Après, pour qui devient objet, ce n’est plus douloureux du tout. »
L’arrivée de Flora produit l’effet inverse sur les frères et sœur Moullec qui ne parlent que de l’affaire Argol. Après Gildas, ce sera au tour d’Evelyne de parler, l’une des rares femmes à ne pas être tombée dans les bras d’Etienne alors qu’elle en était folle amoureuse. Depuis sa mort, elle est la meilleure cliente de son propre bar.

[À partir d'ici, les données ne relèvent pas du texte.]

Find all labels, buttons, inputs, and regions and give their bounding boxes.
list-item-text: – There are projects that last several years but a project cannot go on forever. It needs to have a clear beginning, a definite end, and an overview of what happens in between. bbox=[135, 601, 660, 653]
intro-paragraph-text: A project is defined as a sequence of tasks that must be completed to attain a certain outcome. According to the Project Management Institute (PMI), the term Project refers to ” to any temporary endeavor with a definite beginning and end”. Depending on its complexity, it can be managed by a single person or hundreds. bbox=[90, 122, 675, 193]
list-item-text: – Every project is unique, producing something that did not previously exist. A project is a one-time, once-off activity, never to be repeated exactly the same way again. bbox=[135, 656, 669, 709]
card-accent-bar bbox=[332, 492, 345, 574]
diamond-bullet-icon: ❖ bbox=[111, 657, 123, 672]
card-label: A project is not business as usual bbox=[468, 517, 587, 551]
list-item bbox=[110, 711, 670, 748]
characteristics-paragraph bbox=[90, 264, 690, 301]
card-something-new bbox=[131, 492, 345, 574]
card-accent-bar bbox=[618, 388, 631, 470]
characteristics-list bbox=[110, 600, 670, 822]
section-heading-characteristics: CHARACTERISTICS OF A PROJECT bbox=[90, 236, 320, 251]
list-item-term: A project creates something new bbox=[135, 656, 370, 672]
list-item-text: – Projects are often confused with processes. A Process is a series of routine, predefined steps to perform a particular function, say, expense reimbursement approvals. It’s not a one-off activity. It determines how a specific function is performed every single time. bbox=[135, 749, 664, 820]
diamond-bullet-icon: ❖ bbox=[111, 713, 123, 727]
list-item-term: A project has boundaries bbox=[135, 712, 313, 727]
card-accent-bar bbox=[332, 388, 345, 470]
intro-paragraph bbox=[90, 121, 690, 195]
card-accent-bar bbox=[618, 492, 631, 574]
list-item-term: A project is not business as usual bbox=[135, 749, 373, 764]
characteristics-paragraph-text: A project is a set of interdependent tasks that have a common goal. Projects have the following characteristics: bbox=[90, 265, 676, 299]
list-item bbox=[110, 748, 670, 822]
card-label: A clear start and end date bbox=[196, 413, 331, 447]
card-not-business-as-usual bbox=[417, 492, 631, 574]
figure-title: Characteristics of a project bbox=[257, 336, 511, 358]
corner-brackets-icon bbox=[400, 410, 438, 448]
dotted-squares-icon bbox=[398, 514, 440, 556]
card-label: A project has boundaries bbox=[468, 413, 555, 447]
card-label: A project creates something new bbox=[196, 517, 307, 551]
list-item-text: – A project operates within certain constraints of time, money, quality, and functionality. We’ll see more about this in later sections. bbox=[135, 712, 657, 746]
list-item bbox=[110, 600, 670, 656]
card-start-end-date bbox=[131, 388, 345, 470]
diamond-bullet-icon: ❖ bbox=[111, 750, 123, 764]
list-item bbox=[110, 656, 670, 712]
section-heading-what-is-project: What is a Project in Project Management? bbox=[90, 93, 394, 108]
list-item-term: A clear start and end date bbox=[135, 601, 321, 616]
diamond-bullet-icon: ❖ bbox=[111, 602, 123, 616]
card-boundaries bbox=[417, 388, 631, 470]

Il y a ensuite Didier, le garagiste dont la femme, Clémence, une aventurière qui fut la maîtresse d’Etienne, s’est enfuie peu après le suicide du rocker. . On l’a retrouvée morte il y a peu, à quelques kilomètres de là, abattue de plusieurs balles dans son lit, en compagnie de son dernier amant, un ancien truand. Quant à la fille que Didier et Clémence eurent ensemble, Anne-Laure, elle s’est ouvert les veines dans un champ quelques années auparavant, après avoir rompu avec Cécile Argol…
Il y a enfin le frère aîné, Vincent. Il n’apprécie guère que cette jeune paumée vienne déterrer les vieux souvenirs. Ancien officier de la gendarmerie, c’est lui qui avait mené l’enquête sur les enfants disparus et incriminé Etienne Argol.
Après avoir été primé pour son premier roman, Last exit to Brest, Claude Bathany signe là un second polar totalement maîtrisé. Il réussit le tour de force d’écrire dans des registres totalement différents selon les narrateurs qu’il utilise et entraîne le lecteur dans son univers qui, décidément, n’a rien à envier aux grands maîtres américains du genre.